4 libri (+1) per esercitare l’empatia in tempi di quarantena

È curioso. Per la prima volta nella nostra vita siamo tutti e tutte fisicamente bloccati. Ovunque ci troviamo nel mondo – sia che si possa ancora lavorare oppure che ci si trovi in ferie forzate – stiamo costretti a concepire che il comune vicino sia diventano un luogo inaccessibile e no, non siamo liberi di spostarci. E questo stravolge la nostra quotidianità fatta, anche, della facilità di alzarci dalla scrivania e muoverci. Incontrare un amico che sta a una manciata di km, studiare in una città distante qualche centinaia, viaggiare ben più lontano. Adesso c’è qualcosa di più importante – condiviso, collettivo – che ci impone di cambiare.
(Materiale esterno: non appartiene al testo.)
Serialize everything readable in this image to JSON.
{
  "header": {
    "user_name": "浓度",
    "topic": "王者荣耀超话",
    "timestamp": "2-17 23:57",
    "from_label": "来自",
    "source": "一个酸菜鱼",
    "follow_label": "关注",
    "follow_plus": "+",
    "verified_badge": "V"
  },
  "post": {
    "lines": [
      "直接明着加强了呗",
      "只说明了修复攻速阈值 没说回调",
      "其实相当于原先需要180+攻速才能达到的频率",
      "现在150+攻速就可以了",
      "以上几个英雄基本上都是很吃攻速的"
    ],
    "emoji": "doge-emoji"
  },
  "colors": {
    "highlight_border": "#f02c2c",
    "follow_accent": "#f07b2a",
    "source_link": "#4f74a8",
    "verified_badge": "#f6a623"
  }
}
Al di là di quanto questa situazione stia stravolgendo la quotidianità, sono qui perché si è rilevata anche un’opportunità per tornare su The Bottom Up dopo un tempo vergognoso e farlo per consigliare quattro libri (+1) di cui è almeno un anno che vorrei parlare. Quattro titoli “per esercitare l’empatia”, dico nel titolo, e non è casuale. In un momento in cui ci troviamo isolati e forzati a fare (anche non volontariamente) i conti con noi stessi e i nostri pensieri, è facile perdere di vista quanto accade fuori.

Eppure un fuori esiste. Leggere può essere un modo per proteggerci e guardare altrove.
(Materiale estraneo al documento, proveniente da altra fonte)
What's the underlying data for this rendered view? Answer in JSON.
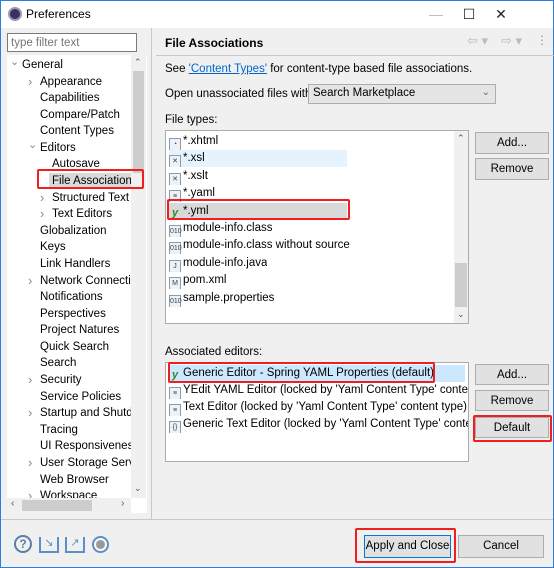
{
  "window": {
    "title": "Preferences",
    "minimize": "—",
    "maximize": "☐",
    "close": "✕"
  },
  "filter": {
    "placeholder": "type filter text"
  },
  "tree": [
    {
      "label": "General",
      "level": 0,
      "expander": "open"
    },
    {
      "label": "Appearance",
      "level": 1,
      "expander": "closed"
    },
    {
      "label": "Capabilities",
      "level": 1
    },
    {
      "label": "Compare/Patch",
      "level": 1
    },
    {
      "label": "Content Types",
      "level": 1
    },
    {
      "label": "Editors",
      "level": 1,
      "expander": "open"
    },
    {
      "label": "Autosave",
      "level": 2
    },
    {
      "label": "File Associations",
      "level": 2,
      "selected": true
    },
    {
      "label": "Structured Text E",
      "level": 2,
      "expander": "closed"
    },
    {
      "label": "Text Editors",
      "level": 2,
      "expander": "closed"
    },
    {
      "label": "Globalization",
      "level": 1
    },
    {
      "label": "Keys",
      "level": 1
    },
    {
      "label": "Link Handlers",
      "level": 1
    },
    {
      "label": "Network Connectio",
      "level": 1,
      "expander": "closed"
    },
    {
      "label": "Notifications",
      "level": 1
    },
    {
      "label": "Perspectives",
      "level": 1
    },
    {
      "label": "Project Natures",
      "level": 1
    },
    {
      "label": "Quick Search",
      "level": 1
    },
    {
      "label": "Search",
      "level": 1
    },
    {
      "label": "Security",
      "level": 1,
      "expander": "closed"
    },
    {
      "label": "Service Policies",
      "level": 1
    },
    {
      "label": "Startup and Shutdo",
      "level": 1,
      "expander": "closed"
    },
    {
      "label": "Tracing",
      "level": 1
    },
    {
      "label": "UI Responsiveness",
      "level": 1
    },
    {
      "label": "User Storage Servic",
      "level": 1,
      "expander": "closed"
    },
    {
      "label": "Web Browser",
      "level": 1
    },
    {
      "label": "Workspace",
      "level": 1,
      "expander": "closed"
    }
  ],
  "page": {
    "title": "File Associations",
    "see_prefix": "See ",
    "link": "'Content Types'",
    "see_suffix": " for content-type based file associations.",
    "open_label": "Open unassociated files with:",
    "open_value": "Search Marketplace",
    "file_types_label": "File types:",
    "file_types": [
      {
        "label": "*.xhtml",
        "icon": "html-file-icon"
      },
      {
        "label": "*.xsl",
        "icon": "xsl-file-icon",
        "hover": true
      },
      {
        "label": "*.xslt",
        "icon": "xsl-file-icon"
      },
      {
        "label": "*.yaml",
        "icon": "text-file-icon"
      },
      {
        "label": "*.yml",
        "icon": "yaml-file-icon",
        "selected": true
      },
      {
        "label": "module-info.class",
        "icon": "class-file-icon"
      },
      {
        "label": "module-info.class without source",
        "icon": "class-file-icon"
      },
      {
        "label": "module-info.java",
        "icon": "java-file-icon"
      },
      {
        "label": "pom.xml",
        "icon": "maven-file-icon"
      },
      {
        "label": "sample.properties",
        "icon": "properties-file-icon"
      }
    ],
    "file_add": "Add...",
    "file_remove": "Remove",
    "editors_label": "Associated editors:",
    "editors": [
      {
        "label": "Generic Editor - Spring YAML Properties (default)",
        "icon": "yaml-editor-icon",
        "selected": true
      },
      {
        "label": "YEdit YAML Editor (locked by 'Yaml Content Type' content type)",
        "icon": "text-file-icon"
      },
      {
        "label": "Text Editor (locked by 'Yaml Content Type' content type)",
        "icon": "text-file-icon"
      },
      {
        "label": "Generic Text Editor (locked by 'Yaml Content Type' content type)",
        "icon": "generic-editor-icon"
      }
    ],
    "ed_add": "Add...",
    "ed_remove": "Remove",
    "ed_default": "Default"
  },
  "footer": {
    "apply_close": "Apply and Close",
    "cancel": "Cancel"
  },
  "colors": {
    "highlight": "#f01e1e",
    "link": "#0066cc",
    "selection": "#cce8ff"
  }
}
Cecità, José Saramago, senza bisogno di presentazioni

José Saramago non ha bisogno di presentazione, né di essere consigliato. Saramago è un Autore che non può mancare nella propria biblioteca personale. Cecità (titolo originale Ensaio sobre a Cegueira) è stato pubblicato nel 1995 e racconta la storia di un’epidemia. Improvvisamente una persona diventa cieca e, in maniera del tutto incontrollata, “passa” la cecità a tutte le persone con cui ha a che fare. Un contagio terribile, potentissimo, incomprensibile che, velocemente, si sparge a macchia d’olio colpendo la città prima, l’intero paese poi.

I personaggi senza nome (e senza vista) di Saramago sono costretti ad affrontare questa epidemia misteriosa che li costringe a stravolgere quotidianità, prospettive e relazioni. L’equilibrio sociale si ribalta, non si può più lavorare, le priorità non possono più essere quelle di prima.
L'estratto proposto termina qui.